La scaramanzia va bene, è folklore. Di più, fa parte della storia di Napoli. Quindi nessun stupore per la decisione di alzare sul lungomare un fuoriscala dedicato al più famoso antidoto alla jella. Il problema non è questo, ma il modo nel quale si è deciso di rappresentare il corno. Si sarebbe potuto approfittare dell’occasione per regalare ai napoletani e ai tanti turisti che decidono di visitarla qualcosa che celebrasse il corno senza svilirlo. Certo, sarebbe stato necessario rinunciare ai ristoranti, ai negozi e al centro commerciale. Insomma l’amministrazione comunale avrebbe dovuto fare a meno dell’ennesima struttura per l’entertainment. Magari preferendo lasciare spazio all’arte. Non solo quella che si osserva ma anche quella che si fruisce, direttamente.
Nel 2012, proprio in coincidenza del Natale, di fronte all’ingresso del Macro Testaccio, a Roma, due artisti americani, Mike e Doug Starn hanno realizzato una grande installazione. Una scultura-architettura alta 25 metri e composta da circa ottomila aste di bambù. Fino a marzo 2015 è rimasta al suo posto. Ci si poteva salire, era possibile fare foto, vedere il corso del Tevere.

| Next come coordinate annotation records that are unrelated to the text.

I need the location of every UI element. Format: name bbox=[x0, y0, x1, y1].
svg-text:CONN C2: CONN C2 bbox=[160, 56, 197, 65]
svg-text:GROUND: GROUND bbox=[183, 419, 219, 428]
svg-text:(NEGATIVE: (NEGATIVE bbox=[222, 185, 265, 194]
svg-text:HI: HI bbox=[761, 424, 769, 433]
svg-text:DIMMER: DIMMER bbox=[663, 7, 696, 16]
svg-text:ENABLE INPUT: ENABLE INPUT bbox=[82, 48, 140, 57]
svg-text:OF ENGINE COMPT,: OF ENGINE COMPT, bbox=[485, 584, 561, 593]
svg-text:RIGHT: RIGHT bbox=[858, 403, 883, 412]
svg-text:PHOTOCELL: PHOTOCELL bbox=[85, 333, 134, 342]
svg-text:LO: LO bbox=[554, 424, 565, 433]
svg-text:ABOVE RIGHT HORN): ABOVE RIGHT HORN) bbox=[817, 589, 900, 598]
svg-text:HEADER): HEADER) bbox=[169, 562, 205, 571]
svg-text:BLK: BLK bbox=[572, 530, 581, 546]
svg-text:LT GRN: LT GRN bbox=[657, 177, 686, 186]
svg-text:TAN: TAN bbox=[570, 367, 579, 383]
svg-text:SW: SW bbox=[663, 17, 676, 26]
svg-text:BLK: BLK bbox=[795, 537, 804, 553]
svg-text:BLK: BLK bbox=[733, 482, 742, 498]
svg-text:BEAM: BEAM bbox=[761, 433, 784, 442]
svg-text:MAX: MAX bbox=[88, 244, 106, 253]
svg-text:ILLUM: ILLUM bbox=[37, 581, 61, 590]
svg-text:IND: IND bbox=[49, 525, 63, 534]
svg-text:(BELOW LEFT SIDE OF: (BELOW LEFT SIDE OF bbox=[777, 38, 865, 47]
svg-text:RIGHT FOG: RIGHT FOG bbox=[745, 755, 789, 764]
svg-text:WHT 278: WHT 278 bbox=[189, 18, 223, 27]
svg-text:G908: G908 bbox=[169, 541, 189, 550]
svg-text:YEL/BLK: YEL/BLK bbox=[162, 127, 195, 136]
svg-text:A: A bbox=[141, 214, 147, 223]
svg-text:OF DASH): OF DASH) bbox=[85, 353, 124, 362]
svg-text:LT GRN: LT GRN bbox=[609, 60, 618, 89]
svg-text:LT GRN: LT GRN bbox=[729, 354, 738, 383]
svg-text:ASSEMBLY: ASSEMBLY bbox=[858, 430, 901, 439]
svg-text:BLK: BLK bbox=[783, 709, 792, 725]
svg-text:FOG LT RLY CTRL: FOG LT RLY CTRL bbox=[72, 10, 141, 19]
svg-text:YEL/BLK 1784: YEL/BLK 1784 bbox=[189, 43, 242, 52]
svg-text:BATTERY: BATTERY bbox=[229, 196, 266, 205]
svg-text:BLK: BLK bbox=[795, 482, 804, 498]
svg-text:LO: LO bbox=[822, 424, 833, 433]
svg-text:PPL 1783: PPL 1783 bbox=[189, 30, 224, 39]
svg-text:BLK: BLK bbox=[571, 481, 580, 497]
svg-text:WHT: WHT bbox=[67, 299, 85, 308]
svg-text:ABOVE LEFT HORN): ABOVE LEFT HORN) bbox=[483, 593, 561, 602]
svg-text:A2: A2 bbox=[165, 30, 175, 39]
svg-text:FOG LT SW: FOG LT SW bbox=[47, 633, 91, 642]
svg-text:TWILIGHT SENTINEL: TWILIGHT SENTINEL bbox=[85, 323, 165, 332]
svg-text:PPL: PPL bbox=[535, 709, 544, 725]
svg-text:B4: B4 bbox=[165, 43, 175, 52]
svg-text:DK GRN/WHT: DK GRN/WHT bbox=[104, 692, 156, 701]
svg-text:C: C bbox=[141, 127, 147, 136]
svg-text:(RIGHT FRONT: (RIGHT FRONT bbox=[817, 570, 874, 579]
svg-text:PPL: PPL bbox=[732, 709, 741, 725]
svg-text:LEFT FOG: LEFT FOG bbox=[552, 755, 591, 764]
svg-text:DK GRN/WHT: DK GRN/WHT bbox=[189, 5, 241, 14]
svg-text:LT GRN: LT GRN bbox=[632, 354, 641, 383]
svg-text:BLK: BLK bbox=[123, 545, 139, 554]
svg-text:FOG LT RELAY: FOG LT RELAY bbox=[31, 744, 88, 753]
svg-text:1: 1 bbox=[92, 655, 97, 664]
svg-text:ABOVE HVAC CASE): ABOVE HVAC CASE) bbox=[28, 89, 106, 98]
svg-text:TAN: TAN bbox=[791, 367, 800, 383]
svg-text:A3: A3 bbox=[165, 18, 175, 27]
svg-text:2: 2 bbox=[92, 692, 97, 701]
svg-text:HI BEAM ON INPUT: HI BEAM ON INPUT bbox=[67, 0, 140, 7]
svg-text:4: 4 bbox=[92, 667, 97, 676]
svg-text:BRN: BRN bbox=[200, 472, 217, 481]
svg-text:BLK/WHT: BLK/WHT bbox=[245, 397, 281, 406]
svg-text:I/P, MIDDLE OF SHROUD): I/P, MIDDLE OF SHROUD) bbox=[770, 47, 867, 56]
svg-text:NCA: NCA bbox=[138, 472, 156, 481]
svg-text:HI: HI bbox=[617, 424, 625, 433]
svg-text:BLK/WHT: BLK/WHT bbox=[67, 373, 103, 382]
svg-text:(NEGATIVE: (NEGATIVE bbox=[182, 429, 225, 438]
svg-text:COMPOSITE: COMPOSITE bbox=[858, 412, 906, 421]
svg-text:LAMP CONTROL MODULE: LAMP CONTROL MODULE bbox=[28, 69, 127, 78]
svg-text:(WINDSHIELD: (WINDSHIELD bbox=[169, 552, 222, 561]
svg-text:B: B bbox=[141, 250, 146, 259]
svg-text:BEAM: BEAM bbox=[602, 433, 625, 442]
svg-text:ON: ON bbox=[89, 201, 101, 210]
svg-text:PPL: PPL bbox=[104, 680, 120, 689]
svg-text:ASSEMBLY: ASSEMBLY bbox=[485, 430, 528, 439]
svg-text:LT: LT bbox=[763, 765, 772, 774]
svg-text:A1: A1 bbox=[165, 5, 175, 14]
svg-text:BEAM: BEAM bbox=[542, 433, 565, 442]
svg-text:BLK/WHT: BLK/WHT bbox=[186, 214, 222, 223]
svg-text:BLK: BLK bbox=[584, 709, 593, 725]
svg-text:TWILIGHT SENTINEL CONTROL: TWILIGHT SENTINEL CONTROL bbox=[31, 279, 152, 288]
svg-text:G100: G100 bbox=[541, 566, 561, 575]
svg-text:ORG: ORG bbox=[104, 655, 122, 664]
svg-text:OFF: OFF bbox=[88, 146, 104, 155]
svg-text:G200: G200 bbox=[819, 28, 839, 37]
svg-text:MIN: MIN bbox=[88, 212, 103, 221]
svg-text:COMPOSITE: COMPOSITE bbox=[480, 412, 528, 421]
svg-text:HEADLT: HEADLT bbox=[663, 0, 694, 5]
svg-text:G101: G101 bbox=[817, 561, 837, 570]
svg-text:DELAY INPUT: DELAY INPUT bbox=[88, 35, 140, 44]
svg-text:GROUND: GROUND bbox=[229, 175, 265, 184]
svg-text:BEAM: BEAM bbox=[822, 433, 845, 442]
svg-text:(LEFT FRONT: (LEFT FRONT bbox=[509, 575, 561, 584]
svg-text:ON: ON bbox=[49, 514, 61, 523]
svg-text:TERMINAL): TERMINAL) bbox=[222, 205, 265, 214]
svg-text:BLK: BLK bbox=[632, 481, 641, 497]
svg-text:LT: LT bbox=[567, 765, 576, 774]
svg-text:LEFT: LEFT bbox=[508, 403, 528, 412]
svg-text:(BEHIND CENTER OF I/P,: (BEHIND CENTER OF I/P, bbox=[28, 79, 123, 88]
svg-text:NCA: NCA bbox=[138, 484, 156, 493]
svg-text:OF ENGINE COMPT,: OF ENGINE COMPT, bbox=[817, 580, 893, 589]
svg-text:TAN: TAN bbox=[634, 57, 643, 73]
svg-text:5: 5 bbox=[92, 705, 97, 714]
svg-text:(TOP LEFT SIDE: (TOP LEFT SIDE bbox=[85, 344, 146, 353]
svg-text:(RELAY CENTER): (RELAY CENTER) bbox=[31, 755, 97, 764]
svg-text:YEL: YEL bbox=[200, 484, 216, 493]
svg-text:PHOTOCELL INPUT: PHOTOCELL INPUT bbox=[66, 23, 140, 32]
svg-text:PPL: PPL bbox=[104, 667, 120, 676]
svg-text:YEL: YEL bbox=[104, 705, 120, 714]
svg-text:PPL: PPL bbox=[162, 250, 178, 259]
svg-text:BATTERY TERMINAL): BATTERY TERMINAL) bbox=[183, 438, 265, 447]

A Napoli, altra storia. Se De Magistris è, come sembra, attratto dall’altezza (prima il NAlbero ora il Corno), sbaglia a non tener conto dei progetti che gli permettono di gratificare questa sua ambizione. “Io chiedo a una scalata non solamente le difficoltà ma una bellezza di linee”, diceva l’alpinista e scrittore Walter Bonatti. Il sindaco nella sua scalata, invece tralascia del tutto la “bellezza di linee”. E sbaglia.